A while ago, I noticed this Make project to create custom-fit earbud surrounds using a commercially available DIY earplug material made by Radians. I thought it looked a great idea, as I’ve often been tempted by the companies that offer custom-fitted earbuds, but balked at the price. I had a pair of Shure EC2 earbuds that sounded fantastic, but were fiddly to fit properly. So I had a go and was really pleased with the result. They now fit really well in my ears and don’t get dislodged as I move around.
I had only used half of one of the packs I ordered for the Shures, so I decided to try doing the same thing with the stock Apple earbuds that came with my iPhone. I love the integrated microphone and controls on those earphones, but they leak sound like a sieve, which makes me feel like an inconsiderate lout when travelling on public transport. They also tend to fall out with the smallest movement, which is maddening.
My first attempt using the same method as with the Shure earbuds was not a success, because I had to cut away too much material to expose the drivers, which meant that the silicon wasn’t strong enough to hold its shape. I was determined not to give up, and tried again, this time inserting the earbuds in my ears first, then moulded the silicon material over and around the earbud to fill in as many gaps as possible.

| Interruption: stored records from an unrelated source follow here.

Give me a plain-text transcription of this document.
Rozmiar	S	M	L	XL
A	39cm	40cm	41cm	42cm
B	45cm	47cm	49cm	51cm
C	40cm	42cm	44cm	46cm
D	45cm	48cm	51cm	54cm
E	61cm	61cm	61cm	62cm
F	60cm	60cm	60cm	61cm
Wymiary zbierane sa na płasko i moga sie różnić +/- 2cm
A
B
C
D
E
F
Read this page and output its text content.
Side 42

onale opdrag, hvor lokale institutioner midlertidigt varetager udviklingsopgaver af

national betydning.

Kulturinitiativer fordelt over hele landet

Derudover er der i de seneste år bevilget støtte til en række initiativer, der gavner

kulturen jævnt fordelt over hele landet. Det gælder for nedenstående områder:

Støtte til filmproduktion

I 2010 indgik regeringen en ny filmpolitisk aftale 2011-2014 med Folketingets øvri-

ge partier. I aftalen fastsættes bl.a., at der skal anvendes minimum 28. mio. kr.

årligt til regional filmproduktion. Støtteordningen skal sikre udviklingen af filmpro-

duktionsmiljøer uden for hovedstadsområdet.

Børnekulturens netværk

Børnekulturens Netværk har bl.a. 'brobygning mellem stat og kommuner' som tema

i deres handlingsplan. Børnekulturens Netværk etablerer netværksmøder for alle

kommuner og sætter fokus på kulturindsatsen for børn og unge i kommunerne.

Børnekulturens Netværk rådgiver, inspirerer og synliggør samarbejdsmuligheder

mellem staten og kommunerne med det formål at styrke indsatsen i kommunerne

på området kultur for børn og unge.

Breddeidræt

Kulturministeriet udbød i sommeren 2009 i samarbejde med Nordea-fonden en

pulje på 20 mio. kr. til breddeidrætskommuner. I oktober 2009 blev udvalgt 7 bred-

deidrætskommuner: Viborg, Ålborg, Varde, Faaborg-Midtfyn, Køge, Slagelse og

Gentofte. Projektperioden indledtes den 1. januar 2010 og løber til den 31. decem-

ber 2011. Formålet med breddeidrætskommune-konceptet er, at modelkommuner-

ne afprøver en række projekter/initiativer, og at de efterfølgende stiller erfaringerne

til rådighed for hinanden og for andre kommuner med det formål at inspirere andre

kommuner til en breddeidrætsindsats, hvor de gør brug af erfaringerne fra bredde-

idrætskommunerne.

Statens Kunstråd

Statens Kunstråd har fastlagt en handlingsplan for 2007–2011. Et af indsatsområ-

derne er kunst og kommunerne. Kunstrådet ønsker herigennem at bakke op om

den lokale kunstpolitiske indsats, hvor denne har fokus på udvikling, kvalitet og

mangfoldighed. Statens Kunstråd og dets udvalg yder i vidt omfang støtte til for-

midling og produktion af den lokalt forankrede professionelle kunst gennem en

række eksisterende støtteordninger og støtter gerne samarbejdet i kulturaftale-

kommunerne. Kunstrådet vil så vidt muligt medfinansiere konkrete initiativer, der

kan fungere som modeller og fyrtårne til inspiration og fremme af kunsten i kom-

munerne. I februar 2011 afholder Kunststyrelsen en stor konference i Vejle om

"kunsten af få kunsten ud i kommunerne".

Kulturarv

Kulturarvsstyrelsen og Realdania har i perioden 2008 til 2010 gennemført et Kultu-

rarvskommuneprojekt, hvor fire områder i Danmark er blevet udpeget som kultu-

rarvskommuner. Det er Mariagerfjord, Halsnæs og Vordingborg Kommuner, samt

This worked much better, and now my Apple earbuds are magically much more comfortable and don’t leak sound any more. I’ll probably reinforce them a bit in future with Sugru, as the silicon of the earplug material is quite soft, and I want to make sure that it stays securely mounted on the plastic. The earplug silicon isn’t adhesive, but Sugru is, so it should adhere to both the stem of the earbud of the earplug silicon to toughen things up a bit. However, for a cheap material, it’s a quick and easy hack to improve the earbuds a lot.
As a side observation, outer ears are a very funny shape, and mine are not at all symmetrical!